24.1.08

Du bus à l'orgueil

Quelque chose m'intrigue depuis quelques semaines, quelques mois presque. Quand il y a du monde dans le bus ou le métro, pour descendre deux files se forment, une à gauche une à droite. Jusque là rien que du très classique. Et bien régulièrement je me retrouve entre ces deux files, me faisant couper le passage à la fois par ceux de gauche et ceux de droite, je ne sais pas comment je me débrouille. Du coup soit je dois laisser passer tout le monde, soit bousculer quelqu'un pour intégrer une des deux files. Ca donne finalement une incroyable métaphore de mon inadéquation sociale en quelque sorte.
Comme j'ai l'habitude d'analyser, je me suis aussi demandé si par hasard je ne voudrais pas passer au milieu suite à un trop plein d'orgueil, comme un "moi je passe" royal. Mais ça ne me semble pas du tout plausible, tous mes comportements en public visant à la discrétion maximale. Il est vrai que je suis parfois à la recherche de comportements originaux mais jamais à la recherche d'attirer l'attention.
Je ne suis pas sûr d'avoir déjà évoqué cette question de l'orgueil. Je souffre clairement d'un complexe de supériorité, me sachant plus intelligent que la moyenne d'une part, et plus réfléchi d'autre part. Tout ceci a été renforcé avec le temps par la différence entre mes aspirations et celles de la moyenne, ainsi que par mes analyses de la bêtise ambiante récurrente. Sûrement qu'à des périodes ça a du me mener à avoir des comportements orgueilleux sans m'en rendre compte, je pense surtout à la période où j'étais le plus proche du suicide. Mais par la suite j'en suis venu régulièrement à faire attention, à me poser la question, à analyser dans quelle mesure je m'en rendais coupable. Et comme en plus je pense bien être quelqu'un de modeste à la base (chose peu évidente à autodéfinir, je me base sur les retours que j'ai eu durant mon existence), considérations susmentionnées mises à part, je suppose que je n'ai maintenant ces comportements qu'assez rarement. Mais il faut toujours rester vigilant, et en auto-analyse.
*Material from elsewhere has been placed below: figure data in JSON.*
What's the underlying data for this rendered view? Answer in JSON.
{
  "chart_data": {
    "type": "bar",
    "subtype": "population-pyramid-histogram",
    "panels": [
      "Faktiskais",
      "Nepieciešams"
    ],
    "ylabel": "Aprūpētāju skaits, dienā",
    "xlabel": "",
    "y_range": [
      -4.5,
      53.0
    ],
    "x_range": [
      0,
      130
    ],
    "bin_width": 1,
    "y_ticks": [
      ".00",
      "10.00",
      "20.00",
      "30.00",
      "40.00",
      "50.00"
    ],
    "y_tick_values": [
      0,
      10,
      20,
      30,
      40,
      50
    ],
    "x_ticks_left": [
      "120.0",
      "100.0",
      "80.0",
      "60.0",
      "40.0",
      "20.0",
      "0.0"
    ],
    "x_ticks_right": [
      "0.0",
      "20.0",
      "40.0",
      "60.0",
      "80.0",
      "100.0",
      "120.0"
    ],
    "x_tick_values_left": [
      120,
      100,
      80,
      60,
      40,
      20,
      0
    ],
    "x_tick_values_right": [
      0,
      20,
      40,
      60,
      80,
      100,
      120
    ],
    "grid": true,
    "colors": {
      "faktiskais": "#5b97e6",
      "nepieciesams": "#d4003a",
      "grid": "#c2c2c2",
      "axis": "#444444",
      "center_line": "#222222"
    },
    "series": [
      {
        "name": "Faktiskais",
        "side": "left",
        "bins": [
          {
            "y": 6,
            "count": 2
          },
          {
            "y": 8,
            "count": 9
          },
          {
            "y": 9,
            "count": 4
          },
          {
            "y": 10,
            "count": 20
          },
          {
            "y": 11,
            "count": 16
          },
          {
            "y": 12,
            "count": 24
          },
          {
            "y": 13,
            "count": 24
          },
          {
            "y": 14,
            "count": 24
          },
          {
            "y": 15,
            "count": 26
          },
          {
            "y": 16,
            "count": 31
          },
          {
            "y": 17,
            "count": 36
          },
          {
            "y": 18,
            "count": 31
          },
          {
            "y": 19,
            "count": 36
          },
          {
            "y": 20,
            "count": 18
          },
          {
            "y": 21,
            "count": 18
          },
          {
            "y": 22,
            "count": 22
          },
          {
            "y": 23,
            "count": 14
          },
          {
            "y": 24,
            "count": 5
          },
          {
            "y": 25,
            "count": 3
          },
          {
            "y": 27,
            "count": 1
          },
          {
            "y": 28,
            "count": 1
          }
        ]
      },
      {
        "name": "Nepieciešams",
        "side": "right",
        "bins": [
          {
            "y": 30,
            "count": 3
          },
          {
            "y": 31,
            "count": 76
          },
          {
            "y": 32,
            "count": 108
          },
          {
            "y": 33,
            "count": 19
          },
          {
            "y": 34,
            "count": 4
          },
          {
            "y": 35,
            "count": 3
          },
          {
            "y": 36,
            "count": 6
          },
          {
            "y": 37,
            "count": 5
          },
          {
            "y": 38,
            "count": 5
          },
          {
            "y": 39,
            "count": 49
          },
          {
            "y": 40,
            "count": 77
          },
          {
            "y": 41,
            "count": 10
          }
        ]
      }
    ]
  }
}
[Ajout d'une semaine plus tard : Il faut revenir brièvement sur la question de l'orgueil. Il y a un paradoxe entre le fait que j'ai tendance à être imbu de moi-même (voir les causes ci-dessus) et le manque de confiance en moi que j'ai d'une manière générale, sur le plan social. Soit c'est juste paradoxal, soit c'est que ce sont deux confiances en soi différentes.
De toute façon, le sujet de ma timidité sociale est consistant, une question étant est-ce que c'est principalement du à ma personnalité de base ou aux rapports que j'ai eu avec les autres pour forger cette personnalité, ou encore au manque de points communs que j'ai avec les autres ?
Je suis sans doute "asocial" (c'est pas le mot en fait, c'est plus compliqué que ça, ça ne se définit pas en un mot) en partie parce que les conversations (sociales, forcément...) sont naturellement d'un niveau peu élevé. Je ne juge pas cela, comment les conversations extraprofessionnelles pourraient-elles être d'un niveau soutenu, c'est quand même la détente à la base... Et puis même, ma thèse sur les conversations orales fait déjà allusion au fait que leur forme même (l'oral) complique la tâche de les élever intellectuellement. En même temps on peut faire un parallèle avec les activités qu'on a en dehors du boulot, je sais que moi je suis souvent en train de repratiquer des activités où il faut réfléchir, même si occasionnellement je suis content après une journée harassante de juste me poser devant la télé et de me laisser bercer. Ca me semble possible de rester dans de la sollicitation intellectuelle même dans le temps libre, mais c'est un choix, une aspiration.]